Mais il ne put articuler un mot de plus.

— Comment le Dr Sarton a-t-il été assassiné ? s’écria alors Baley, contenant mal sa rage. Eh bien, je vais vous le dire, moi ! Par l’association C/Fe, mille tonnerres ! Oui : C/Fe ! Je me sers du propre symbole que vous m’avez appris, Daneel ! Vous êtes tellement imbu des mérites de la culture C/Fe que vous n’êtes plus capable, Daneel, de voir comment un Terrien peut s’être inspiré de ces principes pour mener à bien une entreprise avantageuse pour lui seul. Alors, il me faut vous l’expliquer en détail.

« Pour un robot, la traversée de la campagne, même de nuit, même seul, ne comporte aucune difficulté. Le commissaire a remis à R. Sammy une arme, et il lui a dit où il devait aller, par quel chemin, et quand il devait exécuter ses ordres. Il s’est rendu, de son côté, à Spacetown par l’express, et on lui a confisqué son propre revolver dans les Toilettes ; R. Sammy lui a ensuite remis celui qu’il avait apporté, et avec lequel Enderby a tué le Dr Sarton ; puis il a rendu l’arme à R. Sammy, qui l’a rapportée à New York en revenant à travers champs. Et aujourd’hui il a détruit R. Sammy, qui en savait trop, et qui constituait désormais un danger pour lui.
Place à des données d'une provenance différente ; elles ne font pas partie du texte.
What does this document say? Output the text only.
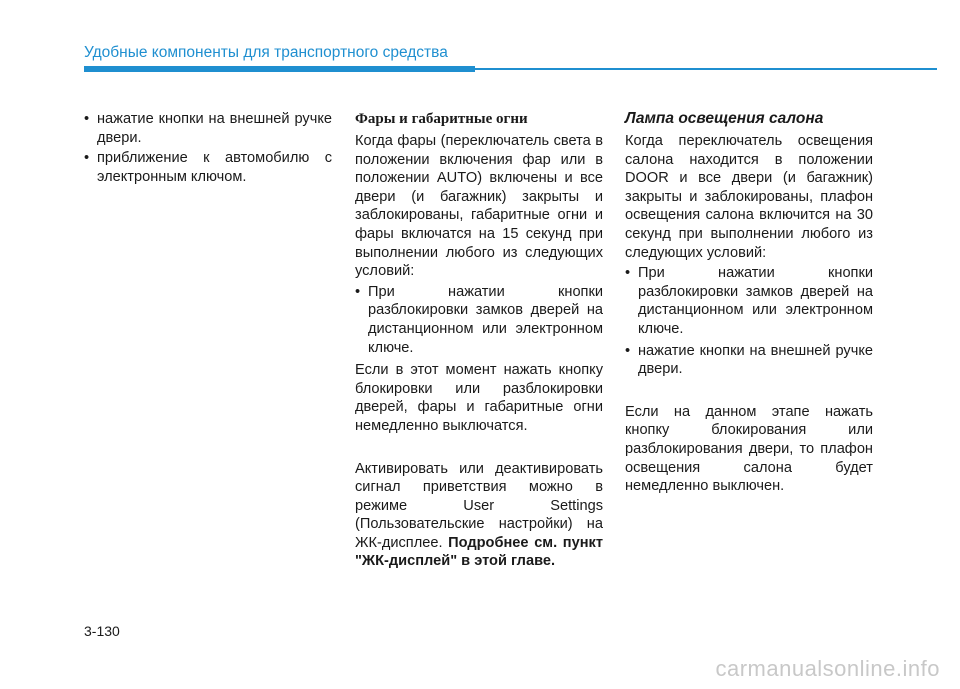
Удобные компоненты для транспортного средства
• нажатие кнопки на внешней ручке двери.
• приближение к автомобилю с электронным ключом.
Фары и габаритные огни

Когда фары (переключатель света в положении включения фар или в положении AUTO) включены и все двери (и багажник) закрыты и заблокированы, габаритные огни и фары включатся на 15 секунд при выполнении любого из следующих условий:

• При нажатии кнопки разблокировки замков дверей на дистанционном или электронном ключе.

Если в этот момент нажать кнопку блокировки или разблокировки дверей, фары и габаритные огни немедленно выключатся.

Активировать или деактивировать сигнал приветствия можно в режиме User Settings (Пользовательские настройки) на ЖК-дисплее. Подробнее см. пункт "ЖК-дисплей" в этой главе.

Лампа освещения салона

Когда переключатель освещения салона находится в положении DOOR и все двери (и багажник) закрыты и заблокированы, плафон освещения салона включится на 30 секунд при выполнении любого из следующих условий:

• При нажатии кнопки разблокировки замков дверей на дистанционном или электронном ключе.
• нажатие кнопки на внешней ручке двери.

Если на данном этапе нажать кнопку блокирования или разблокирования двери, то плафон освещения салона будет немедленно выключен.

3-130
carmanualsonline.info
Cette thèse-là explique tout, en particulier la présence du commissaire à Spacetown et la disparition de l’arme du crime ; de plus, elle épargne de supposer qu’un citoyen de New York a pu, de nuit, traverser la campagne à ciel ouvert.

— Je regrette pour vous, répliqua R. Daneel, mais je suis heureux pour le commissaire, que votre solution n’explique rien en réalité, Elijah ! Je vous ai déjà affirmé que la cérébroanalyse du cerveau du commissaire a prouvé qu’il est incapable d’avoir délibérément commis un meurtre. J’ignore quel est le terme exact par lequel vous définissez dans votre langue ce fait psychologique. Est-ce de la lâcheté, est-ce un scrupule de conscience, est-ce de la pitié ? Je ne connais que les définitions de ces termes données par le dictionnaire, et je ne peux juger s’ils s’appliquent au cas qui nous occupe. Mais, de toute manière, le commissaire n’a pas commis d’assassinat.

— Merci ! murmura Enderby, dont la voix se raffermit, et qui parut reprendre confiance. J’ignore pour quels motifs vous essayez de me démolir ainsi, Baley, mais, puisque vous l’avez voulu, nous irons jusqu’au bout !

— Oh ! un peu de patience, je vous prie ! répliqua l’inspecteur. Je suis loin d’en avoir terminé. En particulier, j’ai ceci à vous montrer !

Ce disant, il tira de sa poche, le petit cube d’aluminium que lui avait remis Daneel, et il le posa bruyamment sur la table. De toutes ses forces, il chercha à se donner encore plus d’assurance, espérant que celle-ci impressionnerait ses deux interlocuteurs. Car, depuis une demi-heure, il s’était refusé à songer à un petit fait, cependant essentiel : l’arrivée inopinée de Enderby dans la salle à manger l’avait empêché de voir le film pris sur les lieux du crime, et il ignorait ce que l’on pouvait y découvrir. Ce qu’il allait donc faire, c’était un coup de bluff, un pari redoutable mais il n’avait pas le choix.

A la vue de l’objet, Enderby se rejeta en arrière.

— Qu’est-ce que c’est que ça ? demanda-t-il.

— Oh ! n’ayez crainte ! fit Baley, sarcastique. Ce n’est pas une bombe, mais tout simplement un micro-téléviseur, émetteur-récepteur, qui sert d’appareil de projection cinématographique.

— Et qu’est-ce qu’il est censé prouver ?

— Nous allons le voir.

Il alla baisser la lumière du lustre qui éclairait le bureau du commissaire, puis revint s’asseoir près du petit cube dont il actionna une manette.

L’un des murs du bureau du commissaire principal s’éclaira soudain et servit d’écran de projection, du parquet jusqu’au plafond. Ce qui frappa le plus Baley, tout d’abord, ce fut l’étrange lumière dans laquelle baignait la pièce que le film représentait ; c’était une clarté grisâtre, comme on n’en voyait jamais dans la Cité, et Baley, partagé entre une instinctive curiosité et un certain malaise, se dit que sans doute on avait tourné le film aux premières lueurs du jour, et que ce devait donc être l’aurore qu’il voyait ainsi. Le film montrait le bureau du Dr Sarton, et, au milieu de la pièce, on pouvait voir l’horrible cadavre, tout déchiqueté, du savant spacien. Enderby le contempla, les yeux exorbités, tandis que Baley reprenait son exposé.